Strength in Captivity: Four True Stories of Kidnapped Women
By Rose Nagle-Yndigoyen

Stories of escape from captivity can be as inspiring as they are harrowing. Here are four true stories of women who maintained their identity and hope for escape in the face of frightening circumstances.
A House in the Sky by Amanda Lindhout and Sara Corbett
As young woman, Amanda Lindhout traveled the world in search of adventure. An aspiring photojournalist, she roughed it through Central and South America, Asia and Africa. After a childhood spent in poverty, witnessing abuse, Lindhout thrilled to her newfound freedom and the interesting people and beautiful places she encountered. Her dreams became nightmares though, when she and her travel companion were kidnapped and held for ransom. Lindhout knows her family is poor and cannot afford to save her. For the next three years, the free spirited Lindhout is forced to confront dark realities about humanity and about herself as she suffers at the hands of her captors. As she finds surprising wells of inner strength to draw on throughout her ordeal, her story goes from merely interesting to truly impressive.

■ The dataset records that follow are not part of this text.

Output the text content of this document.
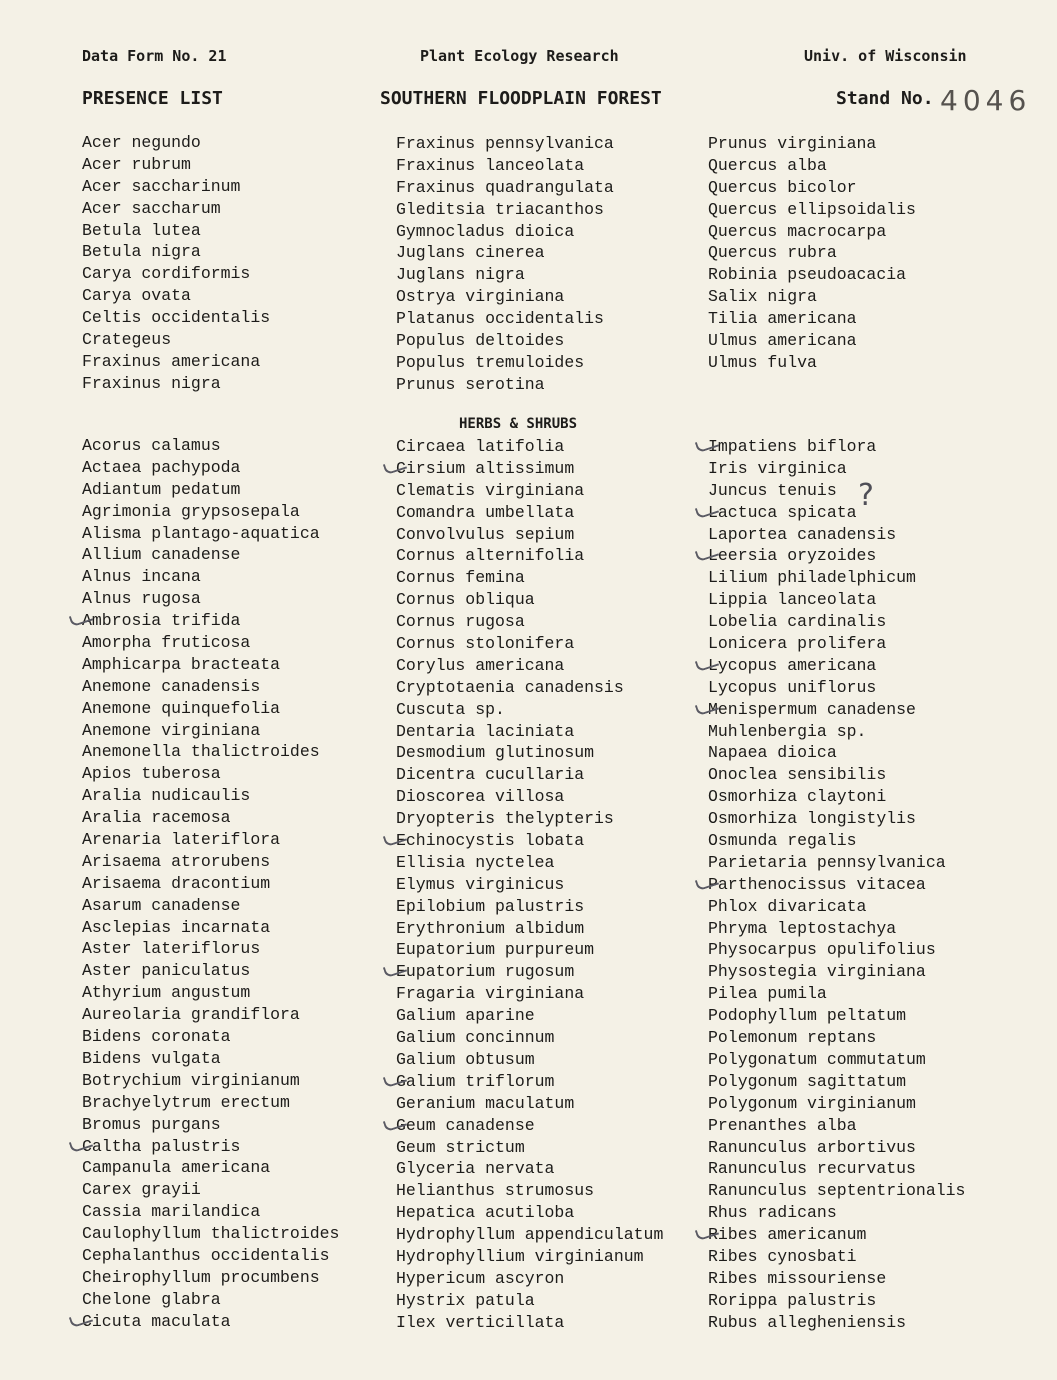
Data Form No. 21	Plant Ecology Research	Univ. of Wisconsin
PRESENCE LIST	SOUTHERN FLOODPLAIN FOREST	Stand No. 4046
Acer negundo
Acer rubrum
Acer saccharinum
Acer saccharum
Betula lutea
Betula nigra
Carya cordiformis
Carya ovata
Celtis occidentalis
Crategeus
Fraxinus americana
Fraxinus nigra
Fraxinus pennsylvanica
Fraxinus lanceolata
Fraxinus quadrangulata
Gleditsia triacanthos
Gymnocladus dioica
Juglans cinerea
Juglans nigra
Ostrya virginiana
Platanus occidentalis
Populus deltoides
Populus tremuloides
Prunus serotina
Prunus virginiana
Quercus alba
Quercus bicolor
Quercus ellipsoidalis
Quercus macrocarpa
Quercus rubra
Robinia pseudoacacia
Salix nigra
Tilia americana
Ulmus americana
Ulmus fulva
HERBS & SHRUBS
Acorus calamus
Actaea pachypoda
Adiantum pedatum
Agrimonia grypsosepala
Alisma plantago-aquatica
Allium canadense
Alnus incana
Alnus rugosa
Ambrosia trifida
Amorpha fruticosa
Amphicarpa bracteata
Anemone canadensis
Anemone quinquefolia
Anemone virginiana
Anemonella thalictroides
Apios tuberosa
Aralia nudicaulis
Aralia racemosa
Arenaria lateriflora
Arisaema atrorubens
Arisaema dracontium
Asarum canadense
Asclepias incarnata
Aster lateriflorus
Aster paniculatus
Athyrium angustum
Aureolaria grandiflora
Bidens coronata
Bidens vulgata
Botrychium virginianum
Brachyelytrum erectum
Bromus purgans
Caltha palustris
Campanula americana
Carex grayii
Cassia marilandica
Caulophyllum thalictroides
Cephalanthus occidentalis
Cheirophyllum procumbens
Chelone glabra
Cicuta maculata
Circaea latifolia
Cirsium altissimum
Clematis virginiana
Comandra umbellata
Convolvulus sepium
Cornus alternifolia
Cornus femina
Cornus obliqua
Cornus rugosa
Cornus stolonifera
Corylus americana
Cryptotaenia canadensis
Cuscuta sp.
Dentaria laciniata
Desmodium glutinosum
Dicentra cucullaria
Dioscorea villosa
Dryopteris thelypteris
Echinocystis lobata
Ellisia nyctelea
Elymus virginicus
Epilobium palustris
Erythronium albidum
Eupatorium purpureum
Eupatorium rugosum
Fragaria virginiana
Galium aparine
Galium concinnum
Galium obtusum
Galium triflorum
Geranium maculatum
Geum canadense
Geum strictum
Glyceria nervata
Helianthus strumosus
Hepatica acutiloba
Hydrophyllum appendiculatum
Hydrophyllium virginianum
Hypericum ascyron
Hystrix patula
Ilex verticillata
Impatiens biflora
Iris virginica
Juncus tenuis
Lactuca spicata
Laportea canadensis
Leersia oryzoides
Lilium philadelphicum
Lippia lanceolata
Lobelia cardinalis
Lonicera prolifera
Lycopus americana
Lycopus uniflorus
Menispermum canadense
Muhlenbergia sp.
Napaea dioica
Onoclea sensibilis
Osmorhiza claytoni
Osmorhiza longistylis
Osmunda regalis
Parietaria pennsylvanica
Parthenocissus vitacea
Phlox divaricata
Phryma leptostachya
Physocarpus opulifolius
Physostegia virginiana
Pilea pumila
Podophyllum peltatum
Polemonum reptans
Polygonatum commutatum
Polygonum sagittatum
Polygonum virginianum
Prenanthes alba
Ranunculus arbortivus
Ranunculus recurvatus
Ranunculus septentrionalis
Rhus radicans
Ribes americanum
Ribes cynosbati
Ribes missouriense
Rorippa palustris
Rubus allegheniensis
?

The Road of Lost Innocence by Somaly Mam
From the age of seven, Somaly Mam was fending for herself in the Cambodian forests. She had been born into a life of extreme poverty, in a minority tribal culture. Her parents had disappeared, her grandmother had died. It wasn’t an easy life, but Mam was surviving, foraging and fishing for herself, and occasionally getting assistance from other villagers. But at age eleven, a man claiming to be her grandfather convinced Mam that he could reunite her with her lost family and took her to the city. Instead, he abused Mam, used her as slave labor, and eventually sold her to a brothel in Phnom Penh. The Road of Lost Innocence is only partly the story of Mam’s horrific suffering in sexual servitude as a young adolescent. The book is also the story of her path out of that dark world and into a new reality as an activist. She currently runs two foundations - AFESIP (Acting for Women in Distressing Circumstances) and the Somaly Mam Foundation, which together work to rescue women and children in slavery in South East Asia and to bring their cause to the world’s attention.
Slave by Mende Nazer
Much like Somaly Mam, Mende Nazer was captured and sold into slavery just as she approached adolecence. Raiders swept through her village in Sudan, killing adults and capturing children. Her family managed to escape but Nazer herself was captured and sold to a wealthy family. Nazer spent the next seven years subject to all kinds of abuse at the hands of that family. Eventually, she is sent to work for another family in London, makes contact with other Sudanese people in the UK, and manages to escape with their assistance. Nazer’s story would be shocking at any point in history, but to learn that slave trading and the savage treatment Nazer endured are alive in the 21st century is truly appalling.
North Korea Kidnapped My Daughter by Sakie Yakota
In the 1970s and 1980s, a dozen Japanese people were captured and shipped to North Korea, to be held captive there and forced to train North Korean spies in Japanese culture and customs. As strange as this sounds, these abductions were a real life tragedy for many families. Megumi Yakota was thirteen when she disappeared. This is the tender story of her mother's devotion to searching for her. In the early 2000s, five of the kidnapped victims were released from North Korea. Megumi was not among them, but her mother still hopes to find her some day.